Question

The dehydrobromination of 2-bromobutane gives but-2-ene. The product is
A. Hofmann product
B. Saytzeff product
C. Hofmann - Saytzeff product
D. Markovnikov product

Answer 1

Hint: When a haloalkane reacts with an alcoholic potassium hydroxide (KOH) solution, an alkene is formed as the product. This reaction is called dehydrohalogenation.

Complete Step by Step Solution:
In dehydrohalogenation, a halogen atom and a hydrogen atom from the haloalkane get eliminated in the form of hydrogen halide.
It is an elimination reaction.
Alcoholic KOH is the concentrated alcoholic solution of KOH.
The carbon atom which carries the halogen atom is called α-carbon.
The carbon atom which holds the hydrogen atom is called β-carbon. As we notice, the hydrogen atom is lost from β-carbon, this reaction is also called the β-elimination reaction.
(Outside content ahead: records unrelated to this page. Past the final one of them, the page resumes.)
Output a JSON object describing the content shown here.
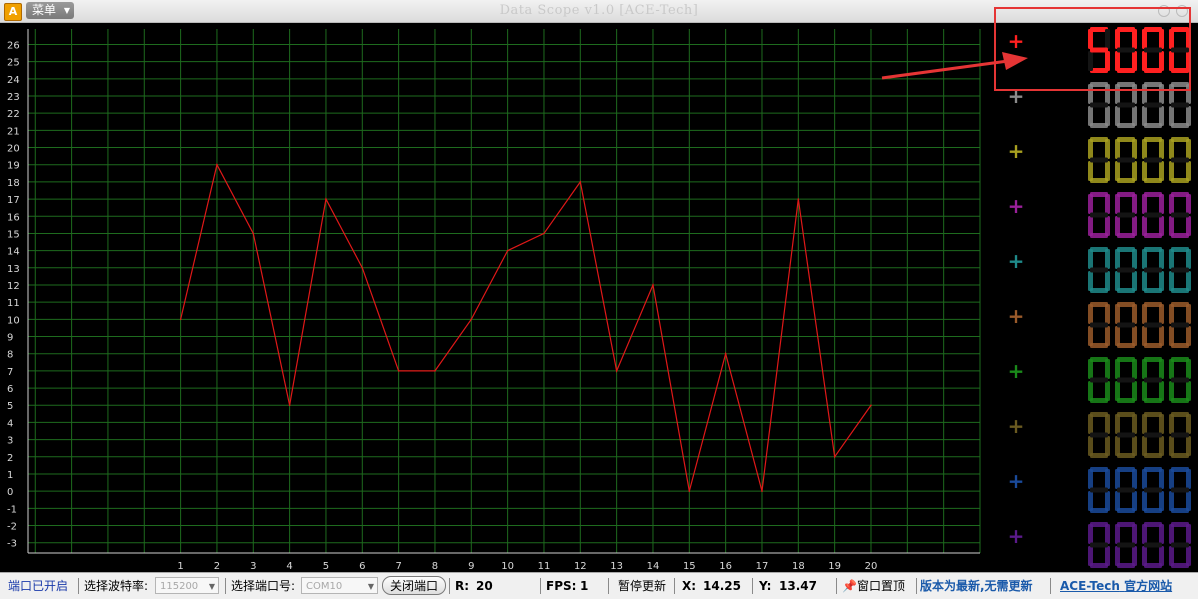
{
  "window": {
    "app_icon_letter": "A",
    "menu_label": "菜单",
    "title": "Data Scope  v1.0    [ACE-Tech]"
  },
  "chart_data": {
    "type": "line",
    "x": [
      1,
      2,
      3,
      4,
      5,
      6,
      7,
      8,
      9,
      10,
      11,
      12,
      13,
      14,
      15,
      16,
      17,
      18,
      19,
      20
    ],
    "series": [
      {
        "color": "#e01818",
        "values": [
          10,
          19,
          15,
          5,
          17,
          13,
          7,
          7,
          10,
          14,
          15,
          18,
          7,
          12,
          0,
          8,
          0,
          17,
          2,
          5
        ]
      }
    ],
    "x_ticks": [
      "1",
      "2",
      "3",
      "4",
      "5",
      "6",
      "7",
      "8",
      "9",
      "10",
      "11",
      "12",
      "13",
      "14",
      "15",
      "16",
      "17",
      "18",
      "19",
      "20"
    ],
    "y_ticks": [
      "26",
      "25",
      "24",
      "23",
      "22",
      "21",
      "20",
      "19",
      "18",
      "17",
      "16",
      "15",
      "14",
      "13",
      "12",
      "11",
      "10",
      "9",
      "8",
      "7",
      "6",
      "5",
      "4",
      "3",
      "2",
      "1",
      "0",
      "-1",
      "-2",
      "-3"
    ],
    "ylim": [
      -3.6,
      26.9
    ],
    "xlim": [
      -3.2,
      23.0
    ],
    "grid": true
  },
  "channels": [
    {
      "label": "+",
      "color": "#ff2020",
      "digits": "5000",
      "active": true
    },
    {
      "label": "+",
      "color": "#8a8a8a",
      "digits": "0000",
      "active": false
    },
    {
      "label": "+",
      "color": "#a8a020",
      "digits": "0000",
      "active": false
    },
    {
      "label": "+",
      "color": "#9a209a",
      "digits": "0000",
      "active": false
    },
    {
      "label": "+",
      "color": "#1f8a8a",
      "digits": "0000",
      "active": false
    },
    {
      "label": "+",
      "color": "#9a5a2a",
      "digits": "0000",
      "active": false
    },
    {
      "label": "+",
      "color": "#1a8a1a",
      "digits": "0000",
      "active": false
    },
    {
      "label": "+",
      "color": "#6a5a20",
      "digits": "0000",
      "active": false
    },
    {
      "label": "+",
      "color": "#1a4a9a",
      "digits": "0000",
      "active": false
    },
    {
      "label": "+",
      "color": "#5a1a8a",
      "digits": "0000",
      "active": false
    }
  ],
  "status": {
    "port_state": "端口已开启",
    "baud_label": "选择波特率:",
    "baud_value": "115200",
    "port_label": "选择端口号:",
    "port_value": "COM10",
    "close_port": "关闭端口",
    "r_label": "R:",
    "r_value": "20",
    "fps_label": "FPS:",
    "fps_value": "1",
    "pause_update": "暂停更新",
    "x_label": "X:",
    "x_value": "14.25",
    "y_label": "Y:",
    "y_value": "13.47",
    "pin_top": "窗口置顶",
    "version_msg": "版本为最新,无需更新",
    "website_prefix": "ACE-Tech",
    "website_suffix": "官方网站"
  },
  "colors": {
    "grid": "#1e6b1e",
    "trace": "#e01818",
    "axis": "#cfcfcf",
    "version_text": "#1a5aaa",
    "link": "#1a5aaa",
    "annotation": "#e53535"
  }
}
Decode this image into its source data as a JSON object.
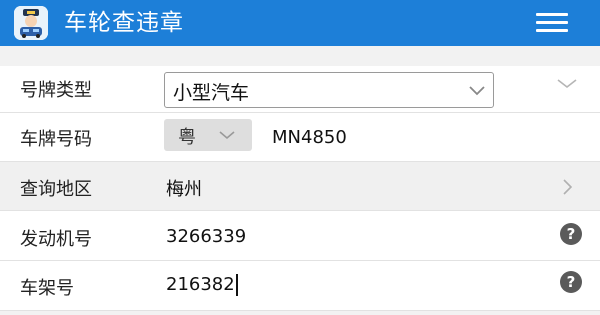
{
  "header": {
    "title": "车轮查违章",
    "background": "#1d7fd8",
    "logo_icon": "police-car-logo-icon",
    "menu_icon": "hamburger-menu-icon"
  },
  "form": {
    "plate_type": {
      "label": "号牌类型",
      "selected": "小型汽车"
    },
    "plate_number": {
      "label": "车牌号码",
      "province": "粤",
      "value": "MN4850"
    },
    "region": {
      "label": "查询地区",
      "value": "梅州"
    },
    "engine_number": {
      "label": "发动机号",
      "value": "3266339"
    },
    "frame_number": {
      "label": "车架号",
      "value": "216382"
    }
  }
}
Image: Dehydrobromination of bromoethane forming ethene as the product.

We are given a compound 2-bromobutane which undergoes dehydrobromination giving but-2-ene.
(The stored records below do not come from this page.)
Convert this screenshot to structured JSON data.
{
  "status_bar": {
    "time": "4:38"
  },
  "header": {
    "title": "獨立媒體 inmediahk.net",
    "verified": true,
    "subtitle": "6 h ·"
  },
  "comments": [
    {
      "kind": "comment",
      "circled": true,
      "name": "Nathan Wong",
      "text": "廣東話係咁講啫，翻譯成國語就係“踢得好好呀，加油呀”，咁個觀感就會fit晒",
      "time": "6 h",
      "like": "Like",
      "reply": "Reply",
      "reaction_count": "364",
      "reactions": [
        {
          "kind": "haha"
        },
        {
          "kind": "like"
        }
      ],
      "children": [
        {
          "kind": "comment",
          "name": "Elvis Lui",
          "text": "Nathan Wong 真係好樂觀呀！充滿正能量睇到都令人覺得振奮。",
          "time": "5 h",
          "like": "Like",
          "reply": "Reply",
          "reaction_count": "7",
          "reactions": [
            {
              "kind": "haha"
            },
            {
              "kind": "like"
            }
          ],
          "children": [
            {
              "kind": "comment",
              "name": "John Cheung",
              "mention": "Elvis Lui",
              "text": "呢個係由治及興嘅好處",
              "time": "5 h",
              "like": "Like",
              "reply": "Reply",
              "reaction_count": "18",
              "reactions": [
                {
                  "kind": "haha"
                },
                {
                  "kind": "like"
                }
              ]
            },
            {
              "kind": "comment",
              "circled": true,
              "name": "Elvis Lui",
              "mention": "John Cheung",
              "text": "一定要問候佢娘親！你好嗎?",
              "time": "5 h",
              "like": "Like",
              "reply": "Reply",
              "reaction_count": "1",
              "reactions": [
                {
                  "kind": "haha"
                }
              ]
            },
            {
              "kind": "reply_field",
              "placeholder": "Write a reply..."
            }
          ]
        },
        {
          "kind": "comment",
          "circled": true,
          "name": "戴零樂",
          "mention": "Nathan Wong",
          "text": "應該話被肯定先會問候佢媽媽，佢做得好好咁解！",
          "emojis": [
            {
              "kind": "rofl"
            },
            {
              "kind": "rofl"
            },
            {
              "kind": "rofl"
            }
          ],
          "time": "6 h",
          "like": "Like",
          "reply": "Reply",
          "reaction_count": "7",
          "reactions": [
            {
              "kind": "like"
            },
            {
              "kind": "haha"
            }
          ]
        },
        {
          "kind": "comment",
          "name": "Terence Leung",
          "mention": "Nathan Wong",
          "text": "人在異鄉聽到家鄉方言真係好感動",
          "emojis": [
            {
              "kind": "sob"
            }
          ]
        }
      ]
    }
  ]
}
A. Hoffman's product is formed as a result of Hofmann's elimination.
Hofmann elimination is an elimination reaction involving an amine establishing alkenes.
The insufficiently stable alkene is the Hofmann product.
In this reaction amine is not a reactant, so the product formed is not a Hofmann product.

B. In the given reaction, the halogen atom is present on a carbon atom within the chain.
Thus, the alkyl halide can undergo two different types of reactions depending on the two different types of β-hydrogens available.
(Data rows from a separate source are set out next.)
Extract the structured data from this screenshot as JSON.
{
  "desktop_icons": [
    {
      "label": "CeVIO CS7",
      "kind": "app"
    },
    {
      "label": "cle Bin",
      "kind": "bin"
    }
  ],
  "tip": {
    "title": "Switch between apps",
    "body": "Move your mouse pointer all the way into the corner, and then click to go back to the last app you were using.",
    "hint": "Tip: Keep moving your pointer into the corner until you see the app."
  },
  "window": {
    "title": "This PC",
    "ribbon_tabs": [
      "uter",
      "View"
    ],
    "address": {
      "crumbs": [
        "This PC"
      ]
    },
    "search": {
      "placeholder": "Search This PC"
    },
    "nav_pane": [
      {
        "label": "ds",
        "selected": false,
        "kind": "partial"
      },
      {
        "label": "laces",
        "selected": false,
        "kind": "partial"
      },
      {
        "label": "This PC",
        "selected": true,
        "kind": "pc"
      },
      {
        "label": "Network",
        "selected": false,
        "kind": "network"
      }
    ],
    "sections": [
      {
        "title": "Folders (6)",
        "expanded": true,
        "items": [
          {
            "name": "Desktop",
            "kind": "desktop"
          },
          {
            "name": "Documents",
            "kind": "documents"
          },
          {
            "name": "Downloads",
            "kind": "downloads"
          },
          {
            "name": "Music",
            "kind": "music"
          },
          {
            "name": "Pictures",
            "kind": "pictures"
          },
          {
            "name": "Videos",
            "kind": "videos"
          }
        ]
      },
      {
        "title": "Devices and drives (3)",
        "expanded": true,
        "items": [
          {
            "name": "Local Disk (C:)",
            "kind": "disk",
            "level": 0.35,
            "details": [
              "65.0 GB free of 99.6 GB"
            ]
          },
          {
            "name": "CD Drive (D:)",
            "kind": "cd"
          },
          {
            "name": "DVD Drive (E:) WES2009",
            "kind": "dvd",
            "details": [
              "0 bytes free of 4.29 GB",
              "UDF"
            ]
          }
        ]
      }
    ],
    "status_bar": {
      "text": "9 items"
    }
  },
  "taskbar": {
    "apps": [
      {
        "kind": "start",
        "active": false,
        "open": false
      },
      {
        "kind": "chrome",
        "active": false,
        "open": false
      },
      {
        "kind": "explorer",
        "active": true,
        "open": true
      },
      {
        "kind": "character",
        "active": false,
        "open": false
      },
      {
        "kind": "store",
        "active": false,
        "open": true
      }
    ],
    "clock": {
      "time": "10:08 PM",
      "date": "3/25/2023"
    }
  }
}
According to Saytzeff's rule, in this type of reaction, the more highly substituted alkene, i.e, the alkene having a lesser number of hydrogen atoms on the doubly bonded carbon atoms is the major product.

Image: Dehydrobromination of 2-bromobutane.

So, the product is Saytzeff's product.

C. The reaction does not have a Hofmann-saytzeff product.

D. Markovnikov's rule is applied during the reaction of a protic acid (HX) with an asymmetric alkene.
This reaction does not involve a protic acid.
So, the Markovnikov product is not formed.

So, option B is correct.

Note: In the given reaction, the halogen atom is present on a carbon atom within the chain due to which the alkyl halide can undergo two different types of reactions depending on the two different types of β-hydrogens available.
Here but-2-ene is the major product due to hyperconjugation.
Hyperconjugation or σ-conjugation or no-bond resonance is the delocalization of electrons with the bonds having mainly σ-character.
In this case, a sigma bond and adjacent pi-bond are involved in resonance.
In but-1-ene, the carbon atom attached to the double bond has only two hydrogen atoms.
So, only two hyperconjugative structures are possible.

Image: Hyperconjugative structures of but-1ene.

In but-2-ene, we have 2 alkyl groups attached to the double bond. Six hydrogen atoms are attached to the double bond. So, six hyperconjugative structures are possible.

Image: Hyperconjugative structures of but-2-ene.

Hence, but-2-ene is more stable than but-1-ene.